Custom rules for updating selected fields. You can define any number of rules.

For each rule, specify:

  • Entity types - the types of entities to be affected by a rule

  • Fields 

  • Action - how to update selected fields

Maximum number of authors

The maximum number of authors to be uploaded to the author field (for publications). If there are more authors than the specified number in the imported publication, they are aggregated to the 'collective author' field

Update external identifiers

Whether to update external identifiers in uniquely matched duplicates in the database during import, even if the duplicate is skipped.

Update indicators

Whether to update the publication rates of uniquely matched duplicates in the database during import, even if the duplicate is skipped.

Matching by external ID - blacklisting

The parameter allows you to indicate which external identifiers are to be ignored when verifying whether an imported record is a duplicate. This eliminates groups of local identifiers that may be duplicate between repositories (such as personnel identifier, directory identifier). Specify the system names of the identifiers from the local systems.

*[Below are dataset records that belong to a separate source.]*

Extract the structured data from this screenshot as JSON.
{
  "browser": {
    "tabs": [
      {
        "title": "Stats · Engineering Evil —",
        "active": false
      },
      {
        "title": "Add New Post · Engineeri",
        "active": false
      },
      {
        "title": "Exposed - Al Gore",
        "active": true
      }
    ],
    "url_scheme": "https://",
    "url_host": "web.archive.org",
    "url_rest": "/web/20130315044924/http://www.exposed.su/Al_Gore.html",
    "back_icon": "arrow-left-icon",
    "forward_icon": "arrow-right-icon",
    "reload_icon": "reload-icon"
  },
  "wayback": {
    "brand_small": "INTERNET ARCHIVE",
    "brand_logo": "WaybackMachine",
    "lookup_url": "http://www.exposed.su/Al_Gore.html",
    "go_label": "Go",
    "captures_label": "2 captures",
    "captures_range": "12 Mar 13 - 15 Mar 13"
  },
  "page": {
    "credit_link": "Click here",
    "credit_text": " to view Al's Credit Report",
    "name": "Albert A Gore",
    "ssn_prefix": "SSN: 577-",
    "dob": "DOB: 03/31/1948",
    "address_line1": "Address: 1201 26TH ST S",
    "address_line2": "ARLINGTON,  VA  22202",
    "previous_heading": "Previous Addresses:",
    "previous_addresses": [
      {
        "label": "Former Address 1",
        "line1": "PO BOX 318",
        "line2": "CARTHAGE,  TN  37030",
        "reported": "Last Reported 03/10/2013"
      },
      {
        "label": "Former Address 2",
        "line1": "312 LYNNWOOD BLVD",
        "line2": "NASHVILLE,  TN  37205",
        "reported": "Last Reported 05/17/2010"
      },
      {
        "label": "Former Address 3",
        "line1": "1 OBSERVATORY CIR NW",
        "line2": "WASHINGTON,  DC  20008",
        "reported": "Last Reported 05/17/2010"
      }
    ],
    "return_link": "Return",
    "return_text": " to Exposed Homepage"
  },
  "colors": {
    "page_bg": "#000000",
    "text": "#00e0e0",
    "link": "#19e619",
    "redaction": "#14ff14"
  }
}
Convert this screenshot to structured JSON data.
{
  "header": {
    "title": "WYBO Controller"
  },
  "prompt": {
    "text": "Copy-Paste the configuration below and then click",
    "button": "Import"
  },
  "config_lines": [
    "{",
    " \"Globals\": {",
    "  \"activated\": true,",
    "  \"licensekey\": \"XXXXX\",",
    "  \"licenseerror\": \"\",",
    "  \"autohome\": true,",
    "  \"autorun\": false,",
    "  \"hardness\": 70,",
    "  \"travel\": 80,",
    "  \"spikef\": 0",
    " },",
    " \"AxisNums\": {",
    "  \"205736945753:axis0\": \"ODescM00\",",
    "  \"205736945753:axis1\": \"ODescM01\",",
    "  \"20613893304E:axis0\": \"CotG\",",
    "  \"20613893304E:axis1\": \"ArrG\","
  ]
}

Matching by external ID - white list

By default, during import, the system first attempts to match records based on external IDs. The ID whitelist parameter allows you to narrow the list of verified IDs to selected ones (e.g. ORCID, POL-on). Provide system names of IDs from local systems.

After setting the parameter, the system will verify only the indicated ID during import - the others will be ignored. If the whitelist is used, the blacklist is unnecessary.

Push record status

Do not change / Complete / Incomplete

Detect nested dependencies

A parameter important especially when importing hierarchical data. It guarantees that the master record will be imported before the records in which it is nested (as long as it is in the list of records to be imported).

Save without matching

The option allows you to disable deduplication mechanisms, which speeds up the import process.

When setting import options for the operation of copying data between environments, the following settings are recommended:

update records: OVERWRITE

update fields: OVERWRITE

duplicate records: SKIP

duplicate fields: SKIP

 

 

Duplicate record min confidence - minimum percentage of matching records that results in considering them as duplicates - the higher, the more items must match

Ambiguous record min confidence - minimum percentage of matching records that results in considering them as ambiguous records and redirects to the editor's decision

Defer questions to the user at the end of the import - checking this option causes the import not to finish by itself, only the doubtful records will wait for the editor's decision

 

When setting up the import for the action of copying data between environments, it is recommended to check the flag "Save without matching" . → then the system does not verify whether it is downloading a duplicate, but only overwrites what it has already found in the system, based on the record ID.

 

In the import options, there is an option to check the flag Save log of the import process - if unchecked, no additional logs will be saved after each import.